Putting Out Fires At Work And Home

WATERBURY – When Ed Costa says he spends most days putting out fires, he means that both figuratively and literally. As the manager of All-Star Transportation’s Waterbury location, it’s his job to resolve issues that erupt on a daily basis. And as the deputy fire chief for the Town of Wolcott, he’s frequently called upon to battle real-life fires.

“My background in emergency services helps me stay calm when there are challenging things going on,” says Costa, who manages a staff of more than 100 employees and deals with a daily challenges, such as changes to bus routes to provide door-to-door service for the special need students that Waterbury serves.
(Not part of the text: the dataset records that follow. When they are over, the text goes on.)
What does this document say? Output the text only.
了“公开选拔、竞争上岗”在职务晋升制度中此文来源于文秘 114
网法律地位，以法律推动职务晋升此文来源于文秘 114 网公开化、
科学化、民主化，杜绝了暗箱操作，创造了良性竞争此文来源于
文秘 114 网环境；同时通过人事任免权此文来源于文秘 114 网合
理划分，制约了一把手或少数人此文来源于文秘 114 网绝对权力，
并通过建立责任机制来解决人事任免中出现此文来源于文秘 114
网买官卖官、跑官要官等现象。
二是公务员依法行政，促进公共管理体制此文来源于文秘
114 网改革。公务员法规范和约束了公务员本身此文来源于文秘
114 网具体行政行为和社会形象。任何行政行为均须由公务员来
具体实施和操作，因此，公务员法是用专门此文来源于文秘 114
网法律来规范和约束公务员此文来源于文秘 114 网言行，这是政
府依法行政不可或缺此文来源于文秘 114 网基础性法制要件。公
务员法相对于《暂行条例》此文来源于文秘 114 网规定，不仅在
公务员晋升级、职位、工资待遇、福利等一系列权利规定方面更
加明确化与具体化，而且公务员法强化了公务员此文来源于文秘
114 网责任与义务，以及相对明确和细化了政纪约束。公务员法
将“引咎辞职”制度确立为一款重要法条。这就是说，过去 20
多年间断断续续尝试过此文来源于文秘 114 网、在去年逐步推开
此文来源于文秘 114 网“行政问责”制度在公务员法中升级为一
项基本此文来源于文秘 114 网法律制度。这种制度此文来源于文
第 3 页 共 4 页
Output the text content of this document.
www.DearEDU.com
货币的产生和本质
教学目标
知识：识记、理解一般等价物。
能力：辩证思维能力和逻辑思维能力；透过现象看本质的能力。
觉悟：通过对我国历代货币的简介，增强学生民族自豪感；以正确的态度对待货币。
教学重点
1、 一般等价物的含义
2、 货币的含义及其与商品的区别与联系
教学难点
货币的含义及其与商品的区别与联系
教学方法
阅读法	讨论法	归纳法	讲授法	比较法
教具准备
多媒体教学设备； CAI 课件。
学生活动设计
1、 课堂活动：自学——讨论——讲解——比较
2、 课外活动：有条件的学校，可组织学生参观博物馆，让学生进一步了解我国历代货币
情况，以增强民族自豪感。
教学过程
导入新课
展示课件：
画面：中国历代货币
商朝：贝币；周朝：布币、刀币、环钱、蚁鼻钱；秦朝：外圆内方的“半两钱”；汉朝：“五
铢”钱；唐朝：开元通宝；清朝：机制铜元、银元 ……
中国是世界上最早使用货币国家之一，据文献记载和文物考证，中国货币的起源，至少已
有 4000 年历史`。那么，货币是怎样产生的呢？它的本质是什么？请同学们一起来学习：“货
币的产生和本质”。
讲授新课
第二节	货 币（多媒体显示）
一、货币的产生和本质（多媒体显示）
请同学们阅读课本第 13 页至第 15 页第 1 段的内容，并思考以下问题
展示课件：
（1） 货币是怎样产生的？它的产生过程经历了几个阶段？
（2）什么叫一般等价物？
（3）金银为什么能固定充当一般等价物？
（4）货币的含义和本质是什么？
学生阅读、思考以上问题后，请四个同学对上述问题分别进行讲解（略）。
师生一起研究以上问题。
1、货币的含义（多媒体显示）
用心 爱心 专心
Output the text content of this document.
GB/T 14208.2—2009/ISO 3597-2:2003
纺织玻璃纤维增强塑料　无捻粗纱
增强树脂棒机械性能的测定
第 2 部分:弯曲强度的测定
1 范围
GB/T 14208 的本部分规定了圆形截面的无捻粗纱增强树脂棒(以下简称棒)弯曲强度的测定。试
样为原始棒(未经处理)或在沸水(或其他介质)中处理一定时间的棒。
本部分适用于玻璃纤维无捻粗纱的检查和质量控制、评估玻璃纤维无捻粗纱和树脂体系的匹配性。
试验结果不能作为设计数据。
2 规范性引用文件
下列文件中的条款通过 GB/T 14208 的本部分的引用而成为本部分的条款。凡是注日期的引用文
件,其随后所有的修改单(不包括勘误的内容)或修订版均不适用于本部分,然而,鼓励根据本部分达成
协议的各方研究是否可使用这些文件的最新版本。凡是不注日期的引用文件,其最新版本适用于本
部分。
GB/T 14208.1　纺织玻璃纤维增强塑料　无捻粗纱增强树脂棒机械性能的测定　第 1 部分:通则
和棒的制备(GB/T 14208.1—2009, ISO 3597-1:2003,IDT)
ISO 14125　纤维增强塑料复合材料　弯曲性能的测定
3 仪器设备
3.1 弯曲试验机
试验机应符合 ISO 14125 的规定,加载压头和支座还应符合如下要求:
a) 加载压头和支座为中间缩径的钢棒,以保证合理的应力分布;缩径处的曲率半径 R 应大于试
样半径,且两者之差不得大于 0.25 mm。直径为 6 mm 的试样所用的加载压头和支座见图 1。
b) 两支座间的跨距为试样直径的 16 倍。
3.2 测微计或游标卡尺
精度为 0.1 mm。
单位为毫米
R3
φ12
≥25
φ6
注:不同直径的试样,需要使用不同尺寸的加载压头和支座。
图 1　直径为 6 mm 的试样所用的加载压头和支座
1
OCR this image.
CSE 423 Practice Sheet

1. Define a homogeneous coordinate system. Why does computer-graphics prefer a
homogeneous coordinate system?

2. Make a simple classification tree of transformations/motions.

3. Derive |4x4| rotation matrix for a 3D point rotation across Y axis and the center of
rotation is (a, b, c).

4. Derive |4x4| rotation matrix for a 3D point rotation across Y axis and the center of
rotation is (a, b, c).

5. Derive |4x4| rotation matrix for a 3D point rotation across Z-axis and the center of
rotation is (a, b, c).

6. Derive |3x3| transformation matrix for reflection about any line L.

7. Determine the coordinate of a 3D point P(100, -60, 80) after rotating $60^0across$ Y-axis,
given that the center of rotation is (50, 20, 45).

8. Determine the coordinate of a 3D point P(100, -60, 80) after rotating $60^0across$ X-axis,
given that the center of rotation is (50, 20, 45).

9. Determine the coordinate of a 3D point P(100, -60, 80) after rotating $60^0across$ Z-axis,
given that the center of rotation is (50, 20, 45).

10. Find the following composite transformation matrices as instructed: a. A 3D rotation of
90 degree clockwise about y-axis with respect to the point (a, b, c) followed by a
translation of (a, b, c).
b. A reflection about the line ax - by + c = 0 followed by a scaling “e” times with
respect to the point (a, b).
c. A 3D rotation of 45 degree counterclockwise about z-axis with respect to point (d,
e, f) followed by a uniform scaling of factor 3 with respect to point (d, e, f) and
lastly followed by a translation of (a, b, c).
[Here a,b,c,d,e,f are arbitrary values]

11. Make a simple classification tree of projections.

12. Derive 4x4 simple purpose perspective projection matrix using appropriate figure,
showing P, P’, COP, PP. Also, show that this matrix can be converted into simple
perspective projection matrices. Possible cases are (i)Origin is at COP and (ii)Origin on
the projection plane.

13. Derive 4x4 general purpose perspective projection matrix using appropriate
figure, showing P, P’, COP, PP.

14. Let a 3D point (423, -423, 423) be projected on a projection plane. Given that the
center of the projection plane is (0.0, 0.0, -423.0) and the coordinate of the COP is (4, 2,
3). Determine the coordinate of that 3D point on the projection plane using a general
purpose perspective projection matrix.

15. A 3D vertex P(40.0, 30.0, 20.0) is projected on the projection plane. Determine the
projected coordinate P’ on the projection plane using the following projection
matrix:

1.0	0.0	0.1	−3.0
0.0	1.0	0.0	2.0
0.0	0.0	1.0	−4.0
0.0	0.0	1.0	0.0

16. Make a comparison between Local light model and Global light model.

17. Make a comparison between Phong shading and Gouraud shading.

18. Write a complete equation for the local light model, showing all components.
“We re-route buses every day. The constant change is routine,” he says.

Costa’s training in emergency services began during his senior year at Wolcott High School. He worked as a volunteer for an ambulance service, then took a course to become a certified emergency medical technician (EMT). After high school, he became a paramedic and worked 25 years for the City of New Britain. When he left that job in 2006, he was the city’s deputy chief for Emergency Medical Services.

“There are not a lot of people who have stayed in EMS that long and not bowed out,” he says. “I had enough of working weekends, nights and holidays.”

His next stop was at The Next Street, where he worked as an instructor for nine years before joining All-Star as the Waterbury location manager in October 2015. As a manager, he says one of his key concerns is keeping everyone safe. He says the training he received as a paramedic and the accidents he covered give him a deep appreciation for following procedures, and he’s a stickler about safety.

“I push safety and training every day. I understand the need for being safe after all the things I have seen over the years,” he says.
Costa’s focus on keeping people safe doesn’t end when he walks out of the door at night. After work he switches hats and takes up his responsibilities at Wolcott Volunteer Fire Department Company 1. He joined Company 1 in 1980, right after graduating from high school. He served as a volunteer firefighter, EMT and paramedic, becoming a lieutenant and captain before being named deputy chief in 2013. Costa and his wife of 32 years, Karen, have two sons, and both sons also are members of Company 1.

In April, Costa’s service to his community was recognized when he was named Wolcott’s Firefighter of the Year. He and other top firefighters from Connecticut will be celebrated in October when the Connecticut District Exchange Club hosts a special statewide dinner.
Costa notes that his achievements as a firefighter would not have been possible without the support of his family. He says they put up with him missing many family events to attend a fire or emergency, and he recalled leaving his family’s New Year’s Eve party earlier this year to respond to a major fire in Waterbury.

“Families are a big part of anyone involved in emergency services. It takes a commitment by an individual, but also by the family,” Costa says.